Explaining the Expanded Mandate and Powers of the European Securities and Markets Authority (ESMA) in Financial Sector Governance
Wednesday, July 12, 2017
Turnbull Room (University of Glasgow)
Aneta Spendzharova
,
Political Science, Maastricht University
Originating from a small networked committee of national regulators, CESR, the European Securities and Markets Authority (ESMA) has gained considerable powers since 2008. It has become the single supervisor of credit rating agencies and trade repositories operating in the EU and has recently fined market actors for violating the EU rules. Thus, over time, ESMA’s mandate and capacity to regulate the European securities sector have become comparable to those of its US counterpart, the Securities and Exchange Commission. ESMA has both decision-making and information gathering competences. It decides upon important binding technical standards in securities trading and plays a crucial role in the harmonization of national practices across its counterparts in the member states through issuing guidelines, best practices and conducting peer reviews.
What explains this unparalleled transfer of powers to the supranational level in European financial sector governance?
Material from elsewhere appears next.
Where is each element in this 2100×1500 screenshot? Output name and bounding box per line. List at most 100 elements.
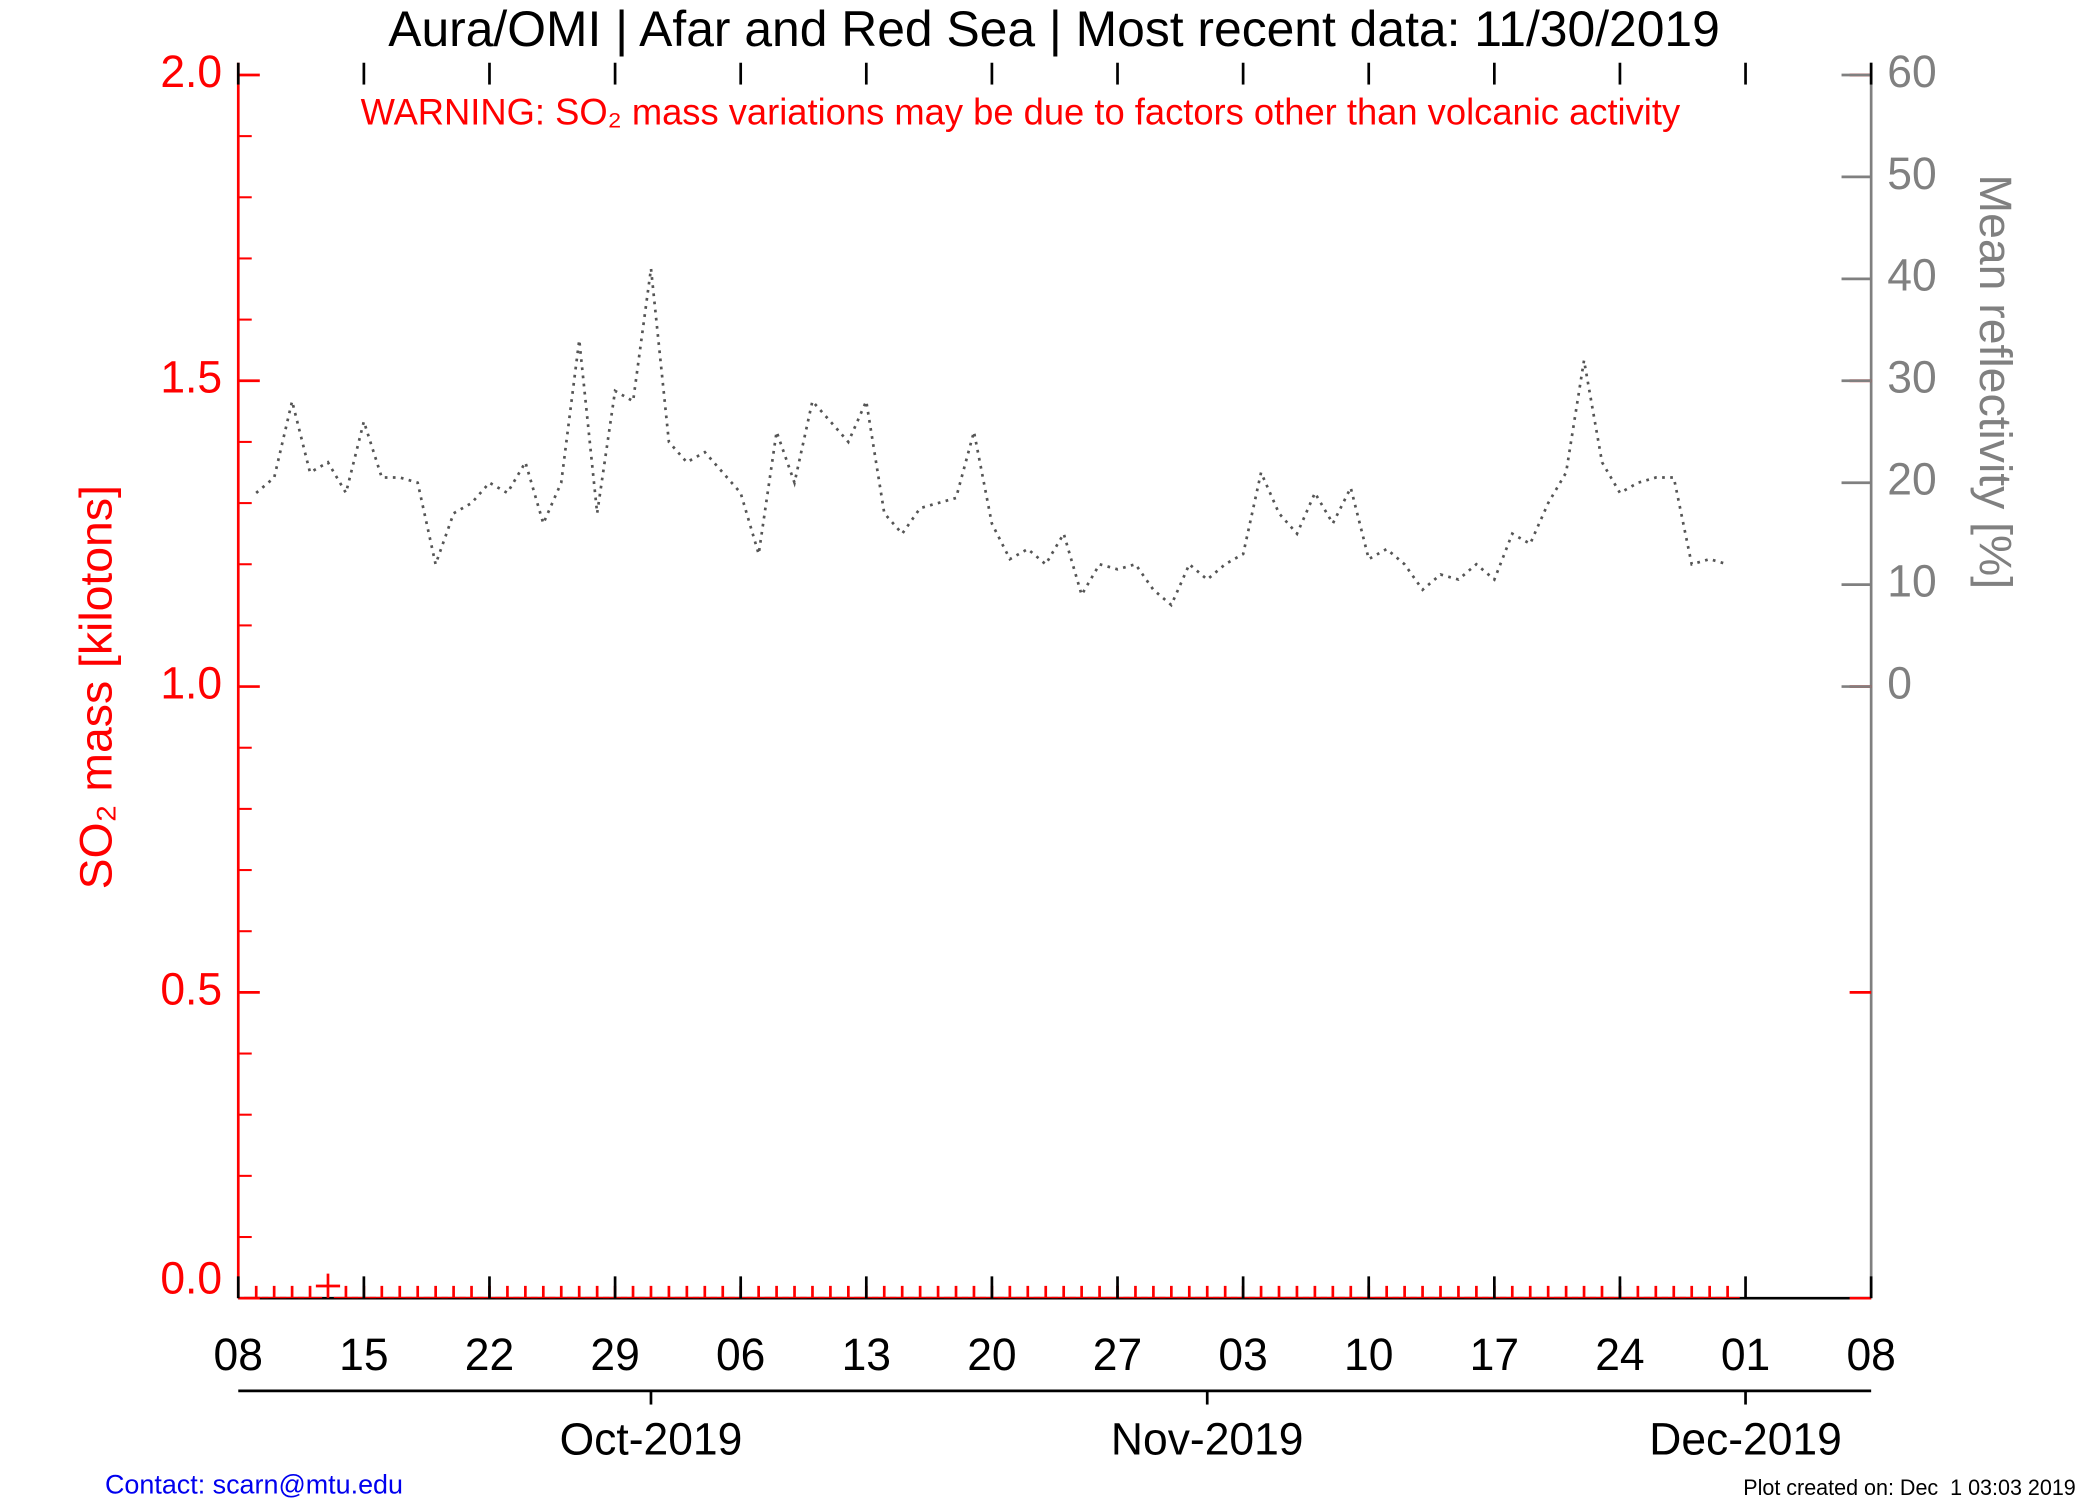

This paper argues that the succession of crises affecting the EU’s financial and economic order created a momentum for centralization of governance, operationalized in terms of the creation of new EU institutions and transfer of powers and competences from the member states to the EU. Furthermore, following up on the adopted legislative reforms, ESMA has also received new responsibilities for ensuring harmonized rule application across the EU. The agency’s growing powers and prominence in EU financial sector governance are examined focusing on the case of the Markets in Financial Instruments Directive II (MiFID II).